Aujourd'hui nous avons donc un bon positionnement francophone et une notoriété qui grandit. Pour la 23e édition du festival, en 2017, nous devons travailler encore plus en amont dans la programmation du festival, pour assurer une meilleure communication et de plus grandes retombées (évaluées à 120.000? pour l'édition 2016).
Le succès du festival est aussi lié à une ambiance très "pro-française", que l'on ressent dernièrement à Malaga.
Oui, il est indéniable que le maire de la ville, Francisco de la Torre Prados, a fait beaucoup en faveur de la promotion culturelle, notamment française, à Malaga. L'ouverture de l'annexe du centre Pompidou, en 2015, en est une des illustrations les plus marquantes. Pour ma part, j'ai bénéficié à Malaga d'une réelle opportunité d'écoute en allant à la rencontre des autorités locales, que ce soit au niveau de la Mairie ou de la Diputación, l'équivalent de notre conseil départemental, et même de la Région Andalousie. Or la Culture s'appuie encore en général en grande partie sur l'argent public : sans soutien de la puissance publique, difficile, voire impossible, de proposer certaines créations qui ne sont pas particulièrement "grand public". Pour le festival de cinéma de l'Alliance Française, la problématique est la même : projeter certains films dans des salles où l'affluence du public n'est pas garantie, c'est prendre le risque de devoir faire face à un déficit, ce qui n'est pas permis pour une Alliance Française.
C'est par le biais des accords que nous avons développé en local, dans le cadre d'une véritable politique culturelle connectée avec les réseaux existants, que nous avons pu résoudre ce dilemme.

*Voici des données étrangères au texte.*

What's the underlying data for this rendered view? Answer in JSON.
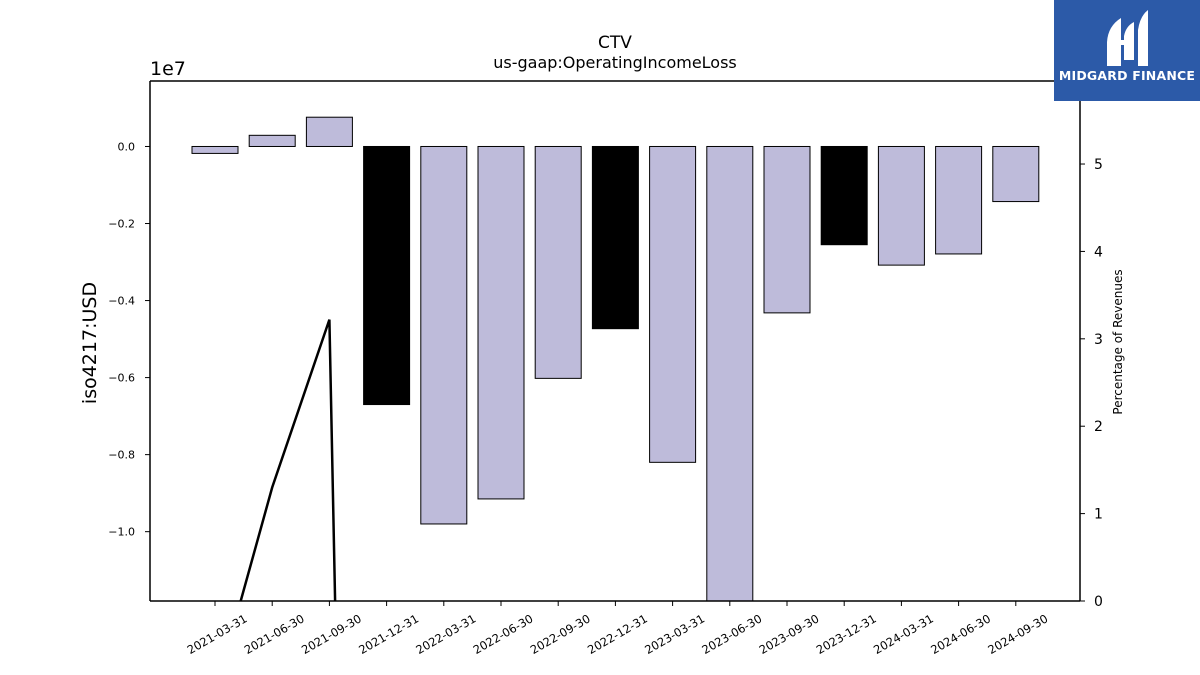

Nous travaillons ainsi désormais, outre notre collaboration historique avec les cinémas Albeñiz (réseau Europa Cinéma), en partenariat avec l'annexe du centre Pompidou (Ville de Malaga), mais aussi avec la Termica, un centre culturel public de la Diputación, et bien-sûr avec l'université UMA, qui sont autant de relais qui nous permettent de disposer de salles pour diffuser les films à moindre frais, mais aussi de rencontrer un public plus large ou d'inscrire notre programmation dans des parcours culturels plus amples... Nous sommes reconnus comme acteur culturel local, la Mairie nous inclue dans son réseau officiel et nous permet ainsi de bénéficier d'aides directes ou indirectes. Ajoutons le soutien de Targobank, notre premier mécène privé, voilà quels sont les coups de pouces précieux qui nous ont permis d'en arriver où nous en sommes aujourd'hui.
Et demain ?
L'objectif est de faire croître encore le festival. Notre objectif est de créer un Prix du Jury, qui serait remis au producteur, pour la distribution du film gagnant en Espagne. Cela changerait la nature du festival et les enjeux pour les films en lice. Il faut que les producteurs français qui veulent vendre leur film en Espagne disent aux distributeurs "Va voir mon film à Malaga".

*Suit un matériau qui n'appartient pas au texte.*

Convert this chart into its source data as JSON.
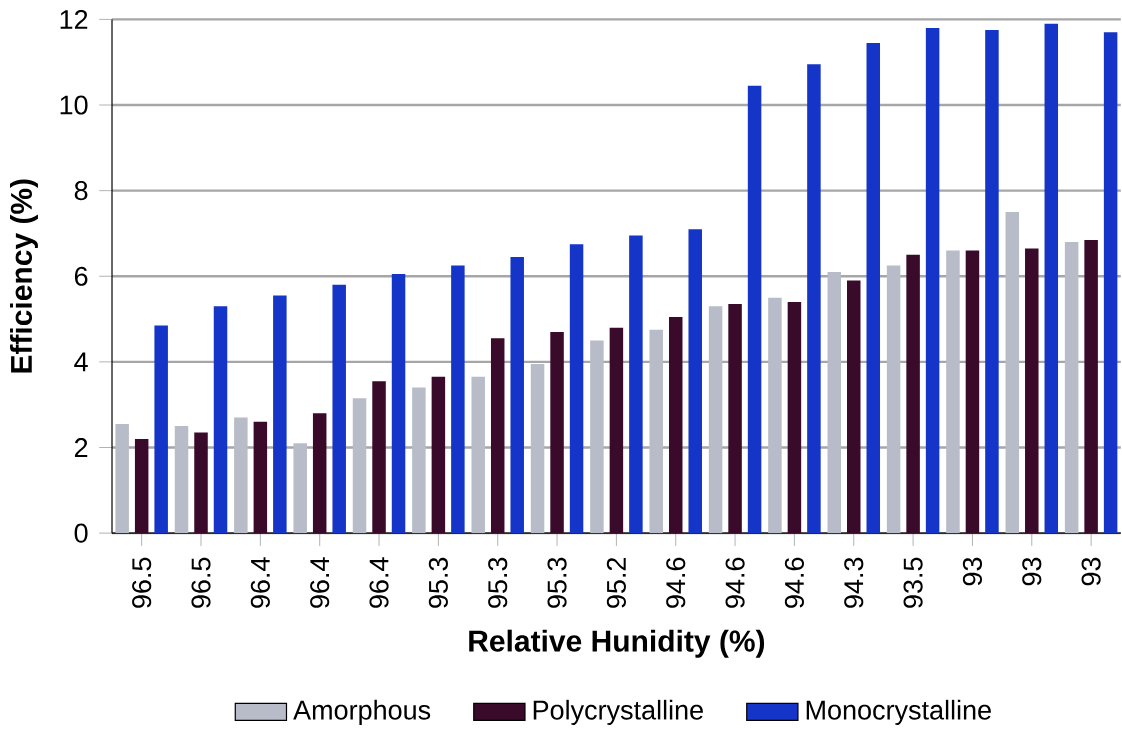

Si le festival, comme tout porte à le croire, continue de grandir, il faudra enfin réfléchir à la structure qui porte ce projet. Aujourd'hui c'est le festival de l'Alliance française, à l'avenir il faudra imaginer une structure dédiée, avec des salariés permanents, qui se consacreraient à ce seul projet. En quelque sorte on ne peut que s'en sortir par le haut.
Comment se porte l'AF de Malaga ?
Lors de mon arrivée en septembre 2014, l'AF de Malaga était dans une situation financière très difficile, du fait d'un fort investissement mal maîtrisé, lié à l'acquisition de son nouveau siège dans le centre historique de la ville, qui avait largement grévé la trésorerie de l'entité. Avec le soutien du nouveau Comité de l'AF, présidé par Emilio Ortega Arjonilla, le travail de toute l'équipe des salariés et l'aide des services culturels de l'Ambassade de France et de la Délégation Générale AF nous avons dû rééquilibrer les comptes. Je vous passe les détails, mais il s'est notamment agi d'un véritable travail d'équipe. aujourd'hui le pari est en passe d'être réussi. En 2 ans et demi, les effectifs sont passés de 800 à 1290 élèves, les inscriptions au DELF de 600 à 1250. Au printemps 2019 l'AF Malaga aura enfin payé sa dette "rouge" ou immédiate et les comptes seront de nouveau équilibrés par la seule activité de l'Alliance, puisque jusque là nous devons trouver chaque année quelques 70.000? extra pour équilibrer notre bilan.
Quels est votre principal projet d'avenir ?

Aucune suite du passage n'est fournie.